L’investimento emotivo, creativo — e, va detto, anche economico — è notevole: l’esperienza ha un costo di 495 dollari a persona, bevande escluse. Ma chi varca le porte di Somni non cerca semplicemente un pasto: desidera assistere a un atto d’amore per la cucina, una rappresentazione sensoriale che sfida la consuetudine. Il riconoscimento, alla fine, arriva con il fragore di un fulmine a ciel sereno: tre stelle Michelin, tutte insieme, assegnate nella guida USA 2025 durante il gala a Sacramento del 25 giugno. Mai nessuno, prima, aveva compiuto un simile balzo: da zero a tre in un colpo solo. E mai prima un cuoco spagnolo aveva conquistato tale onore al di fuori dei confini nazionali.

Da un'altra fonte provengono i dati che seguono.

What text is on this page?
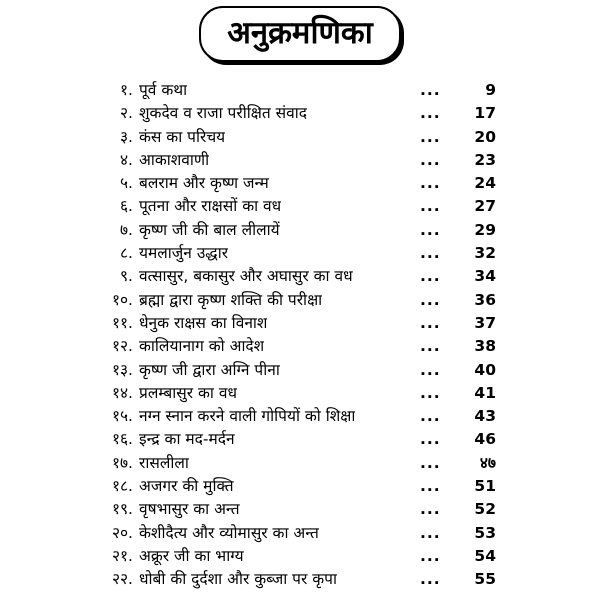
अनुक्रमणिका
१. पूर्व कथा	...	9
२. शुकदेव व राजा परीक्षित संवाद	... 17
३. कंस का परिचय	... 20
४. आकाशवाणी	... 23
५. बलराम और कृष्ण जन्म	... 24
६. पूतना और राक्षसों का वध	... 27
७. कृष्ण जी की बाल लीलायें	... 29
८. यमलार्जुन उद्धार	... 32
९. वत्सासुर, बकासुर और अघासुर का वध	... 34
१०. ब्रह्मा द्वारा कृष्ण शक्ति की परीक्षा	... 36
११. धेनुक राक्षस का विनाश	... 37
१२. कालियानाग को आदेश	... 38
१३. कृष्ण जी द्वारा अग्नि पीना	... 40
१४. प्रलम्बासुर का वध	... 41
१५. नग्न स्नान करने वाली गोपियों को शिक्षा	... 43
१६. इन्द्र का मद-मर्दन	... 46
१७. रासलीला	...	४७
१८. अजगर की मुक्ति	... 51
१९. वृषभासुर का अन्त	... 52
२०. केशीदैत्य और व्योमासुर का अन्त	... 53
२१. अक्रूर जी का भाग्य	... 54
२२. धोबी की दुर्दशा और कुब्जा पर कृपा	... 55
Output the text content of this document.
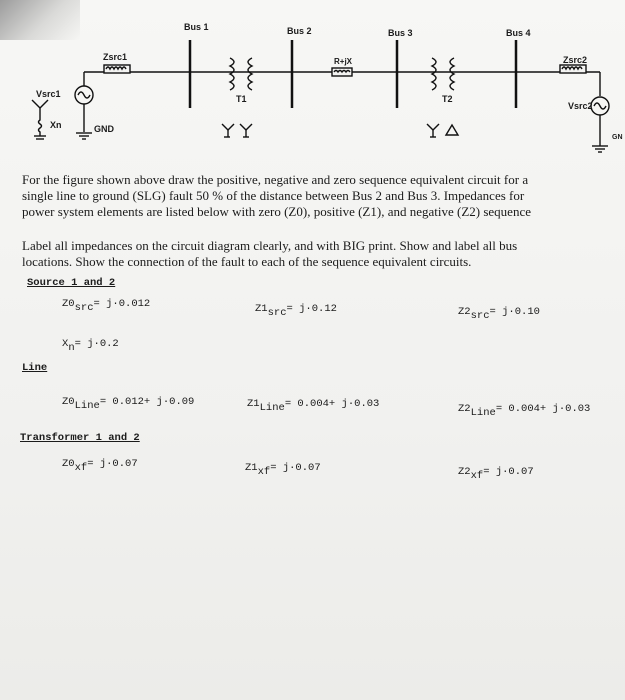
Bus 1	Bus 2	Bus 3	Bus 4
Zsrc1	Zsrc2
R+jX
Vsrc1
Vsrc2
T1	T2
Xn	GND
GN
For the figure shown above draw the positive, negative and zero sequence equivalent circuit for a
single line to ground (SLG) fault 50 % of the distance between Bus 2 and Bus 3. Impedances for
power system elements are listed below with zero (Z0), positive (Z1), and negative (Z2) sequence
Label all impedances on the circuit diagram clearly, and with BIG print. Show and label all bus
locations. Show the connection of the fault to each of the sequence equivalent circuits.
Source 1 and 2
Z0src= j·0.012	Z1src= j·0.12	Z2src= j·0.10
Xn= j·0.2
Line
Z0Line= 0.012+ j·0.09	Z1Line= 0.004+ j·0.03	Z2Line= 0.004+ j·0.03
Transformer 1 and 2
Z0xf= j·0.07	Z1xf= j·0.07	Z2xf= j·0.07
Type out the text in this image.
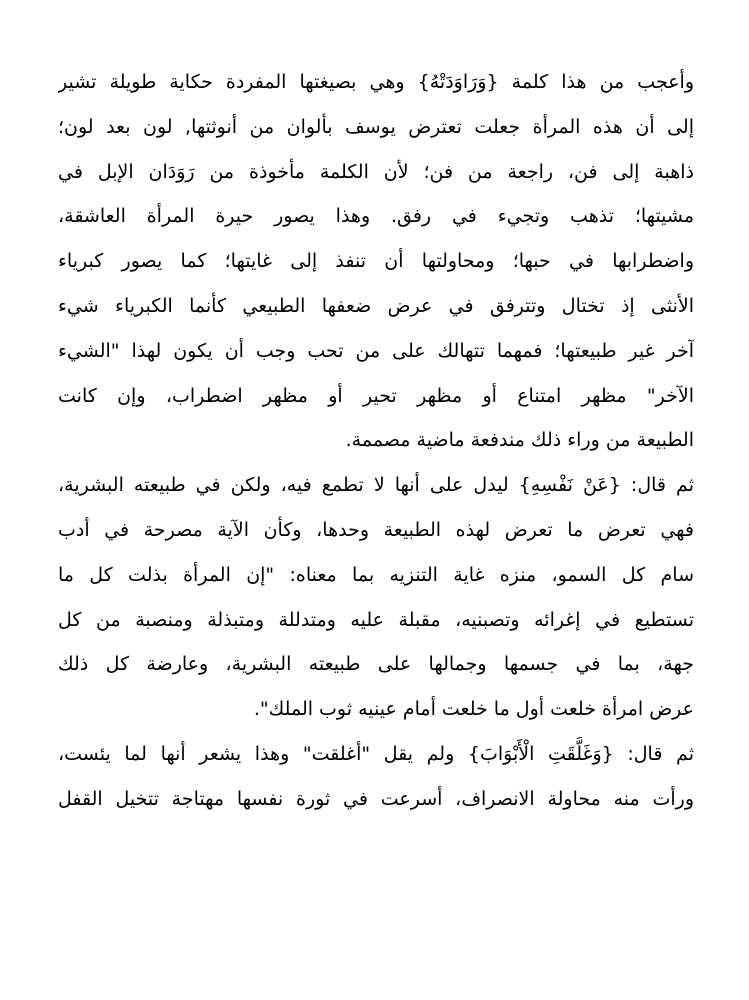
وأعجب من هذا كلمة {وَرَاوَدَتْهُ} وهي بصيغتها المفردة حكاية طويلة تشير
إلى أن هذه المرأة جعلت تعترض يوسف بألوان من أنوثتها, لون بعد لون؛
ذاهبة إلى فن، راجعة من فن؛ لأن الكلمة مأخوذة من رَوَدَان الإبل في
مشيتها؛ تذهب وتجيء في رفق. وهذا يصور حيرة المرأة العاشقة،
واضطرابها في حبها؛ ومحاولتها أن تنفذ إلى غايتها؛ كما يصور كبرياء
الأنثى إذ تختال وتترفق في عرض ضعفها الطبيعي كأنما الكبرياء شيء
آخر غير طبيعتها؛ فمهما تتهالك على من تحب وجب أن يكون لهذا "الشيء
الآخر" مظهر امتناع أو مظهر تحير أو مظهر اضطراب، وإن كانت
الطبيعة من وراء ذلك مندفعة ماضية مصممة.
ثم قال: {عَنْ نَفْسِهِ} ليدل على أنها لا تطمع فيه، ولكن في طبيعته البشرية،
فهي تعرض ما تعرض لهذه الطبيعة وحدها، وكأن الآية مصرحة في أدب
سام كل السمو، منزه غاية التنزيه بما معناه: "إن المرأة بذلت كل ما
تستطيع في إغرائه وتصبنيه، مقبلة عليه ومتدللة ومتبذلة ومنصبة من كل
جهة، بما في جسمها وجمالها على طبيعته البشرية، وعارضة كل ذلك
عرض امرأة خلعت أول ما خلعت أمام عينيه ثوب الملك".
ثم قال: {وَغَلَّقَتِ الْأَبْوَابَ} ولم يقل "أغلقت" وهذا يشعر أنها لما يئست،
ورأت منه محاولة الانصراف، أسرعت في ثورة نفسها مهتاجة تتخيل القفل
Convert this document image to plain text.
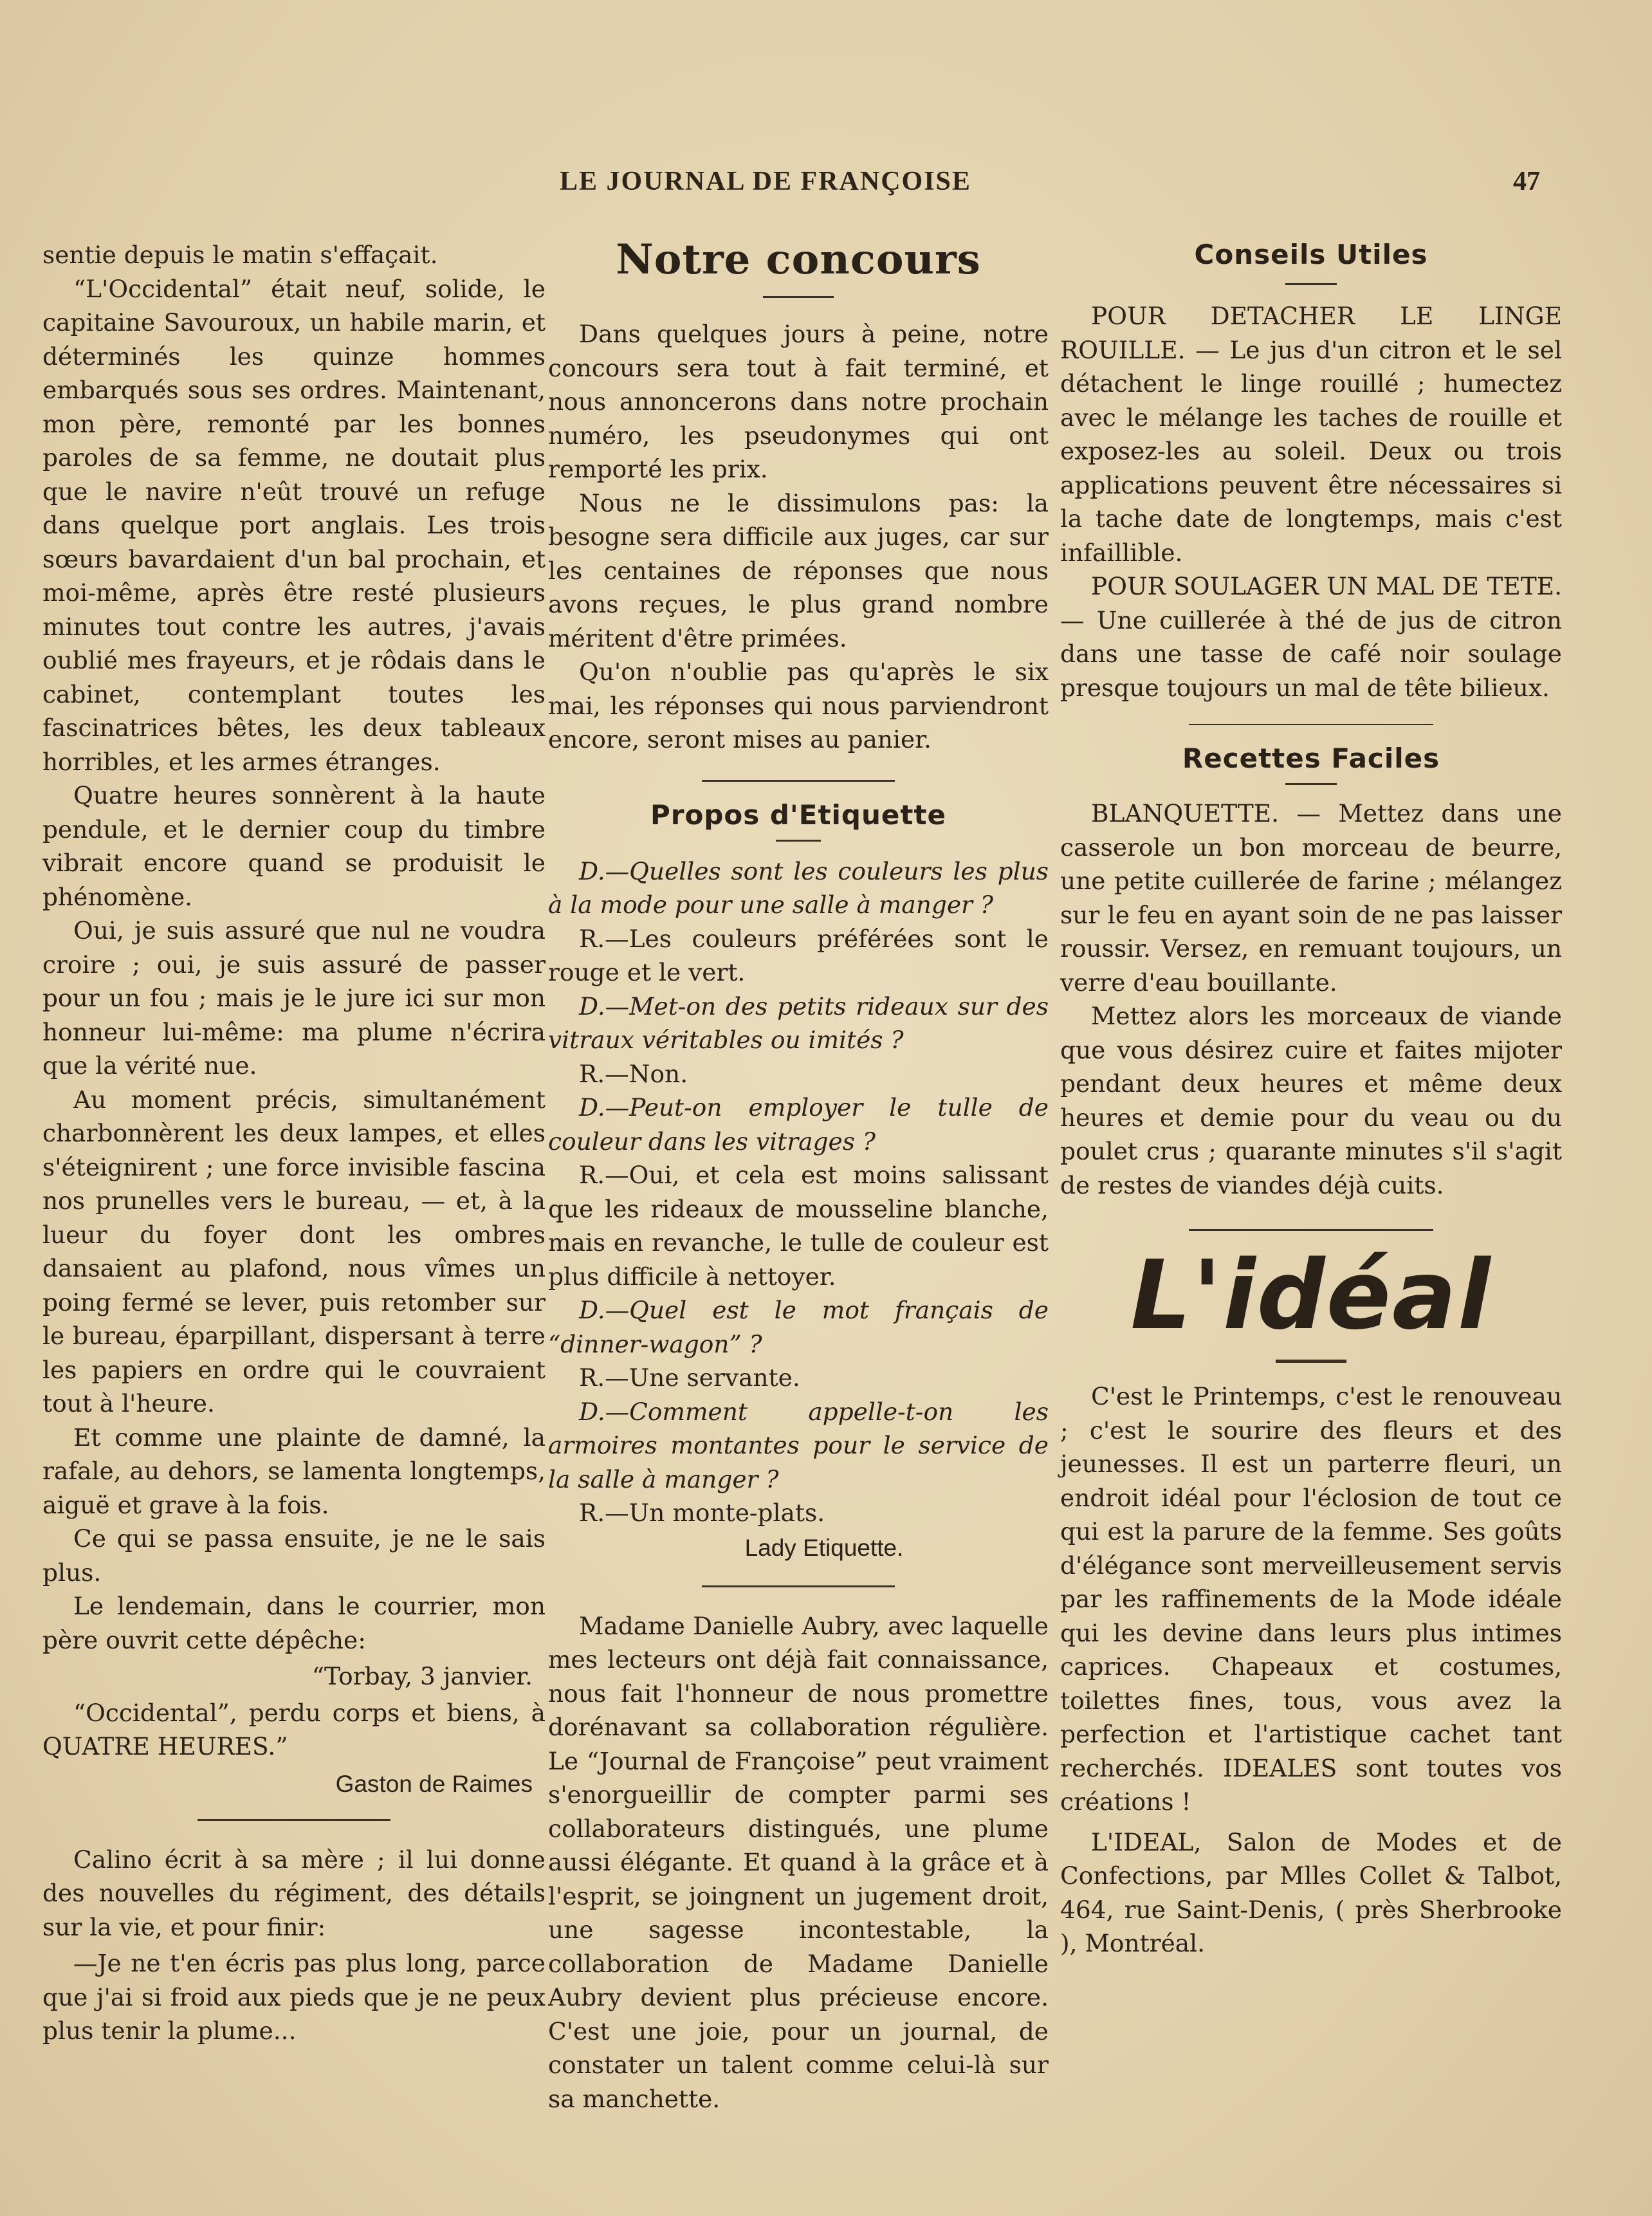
LE JOURNAL DE FRANÇOISE	47

sentie depuis le matin s'effaçait.

“L'Occidental” était neuf, solide, le capitaine Savouroux, un habile marin, et déterminés les quinze hommes embarqués sous ses ordres. Maintenant, mon père, remonté par les bonnes paroles de sa femme, ne doutait plus que le navire n'eût trouvé un refuge dans quelque port anglais. Les trois sœurs bavardaient d'un bal prochain, et moi-même, après être resté plusieurs minutes tout contre les autres, j'avais oublié mes frayeurs, et je rôdais dans le cabinet, contemplant toutes les fascinatrices bêtes, les deux tableaux horribles, et les armes étranges.

Quatre heures sonnèrent à la haute pendule, et le dernier coup du timbre vibrait encore quand se produisit le phénomène.

Oui, je suis assuré que nul ne voudra croire ; oui, je suis assuré de passer pour un fou ; mais je le jure ici sur mon honneur lui-même: ma plume n'écrira que la vérité nue.

Au moment précis, simultanément charbonnèrent les deux lampes, et elles s'éteignirent ; une force invisible fascina nos prunelles vers le bureau, — et, à la lueur du foyer dont les ombres dansaient au plafond, nous vîmes un poing fermé se lever, puis retomber sur le bureau, éparpillant, dispersant à terre les papiers en ordre qui le couvraient tout à l'heure.

Et comme une plainte de damné, la rafale, au dehors, se lamenta longtemps, aiguë et grave à la fois.

Ce qui se passa ensuite, je ne le sais plus.

Le lendemain, dans le courrier, mon père ouvrit cette dépêche:

“Torbay, 3 janvier.

“Occidental”, perdu corps et biens, à QUATRE HEURES.”

Gaston de Raimes

Calino écrit à sa mère ; il lui donne des nouvelles du régiment, des détails sur la vie, et pour finir:

—Je ne t'en écris pas plus long, parce que j'ai si froid aux pieds que je ne peux plus tenir la plume...

Notre concours

Dans quelques jours à peine, notre concours sera tout à fait terminé, et nous annoncerons dans notre prochain numéro, les pseudonymes qui ont remporté les prix.

Nous ne le dissimulons pas: la besogne sera difficile aux juges, car sur les centaines de réponses que nous avons reçues, le plus grand nombre méritent d'être primées.

Qu'on n'oublie pas qu'après le six mai, les réponses qui nous parviendront encore, seront mises au panier.

Propos d'Etiquette

D.—Quelles sont les couleurs les plus à la mode pour une salle à manger ?

R.—Les couleurs préférées sont le rouge et le vert.

D.—Met-on des petits rideaux sur des vitraux véritables ou imités ?

R.—Non.

D.—Peut-on employer le tulle de couleur dans les vitrages ?

R.—Oui, et cela est moins salissant que les rideaux de mousseline blanche, mais en revanche, le tulle de couleur est plus difficile à nettoyer.

D.—Quel est le mot français de “dinner-wagon” ?

R.—Une servante.

D.—Comment appelle-t-on les armoires montantes pour le service de la salle à manger ?

R.—Un monte-plats.

Lady Etiquette.

Madame Danielle Aubry, avec laquelle mes lecteurs ont déjà fait connaissance, nous fait l'honneur de nous promettre dorénavant sa collaboration régulière. Le “Journal de Françoise” peut vraiment s'enorgueillir de compter parmi ses collaborateurs distingués, une plume aussi élégante. Et quand à la grâce et à l'esprit, se joingnent un jugement droit, une sagesse incontestable, la collaboration de Madame Danielle Aubry devient plus précieuse encore. C'est une joie, pour un journal, de constater un talent comme celui-là sur sa manchette.

Conseils Utiles

POUR DETACHER LE LINGE ROUILLE. — Le jus d'un citron et le sel détachent le linge rouillé ; humectez avec le mélange les taches de rouille et exposez-les au soleil. Deux ou trois applications peuvent être nécessaires si la tache date de longtemps, mais c'est infaillible.

POUR SOULAGER UN MAL DE TETE. — Une cuillerée à thé de jus de citron dans une tasse de café noir soulage presque toujours un mal de tête bilieux.

Recettes Faciles

BLANQUETTE. — Mettez dans une casserole un bon morceau de beurre, une petite cuillerée de farine ; mélangez sur le feu en ayant soin de ne pas laisser roussir. Versez, en remuant toujours, un verre d'eau bouillante.

Mettez alors les morceaux de viande que vous désirez cuire et faites mijoter pendant deux heures et même deux heures et demie pour du veau ou du poulet crus ; quarante minutes s'il s'agit de restes de viandes déjà cuits.

L'idéal

C'est le Printemps, c'est le renouveau ; c'est le sourire des fleurs et des jeunesses. Il est un parterre fleuri, un endroit idéal pour l'éclosion de tout ce qui est la parure de la femme. Ses goûts d'élégance sont merveilleusement servis par les raffinements de la Mode idéale qui les devine dans leurs plus intimes caprices. Chapeaux et costumes, toilettes fines, tous, vous avez la perfection et l'artistique cachet tant recherchés. IDEALES sont toutes vos créations !

L'IDEAL, Salon de Modes et de Confections, par Mlles Collet & Talbot, 464, rue Saint-Denis, ( près Sherbrooke ), Montréal.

Zabala accoglie il premio con gratitudine, senza dimenticare chi ha reso possibile tutto questo: “È un onore per noi ricevere tre stelle Michelin. Questo riconoscimento significa molto per noi, ma soprattutto appartiene alle persone che stanno dietro a Somni. Al nostro team: il vostro talento, la vostra dedizione e il vostro cuore rendono tutto questo possibile ogni giorno. Ai nostri clienti: grazie per credere in quello che facciamo. Questo è solo l’inizio”, scrive sui social, con l’umiltà che accompagna i grandi. Ma in fondo, l’essenza di Somni non è cambiata: nonostante i riflettori, le stelle e il clamore mediatico, resta un luogo dove il cibo non è solo nutrimento, ma linguaggio. Un luogo in cui ogni piatto racconta una storia: quella di un ragazzo cresciuto tra il profumo del marmitako e la precisione del fine dining, che ha scelto di sognare a occhi aperti. E di farci sognare con lui. A Hollywood, dove tutto è sceneggiatura e magia, il sogno più vero si vive a tavola. E porta la firma, lieve e luminosa, di Aitor Zabala.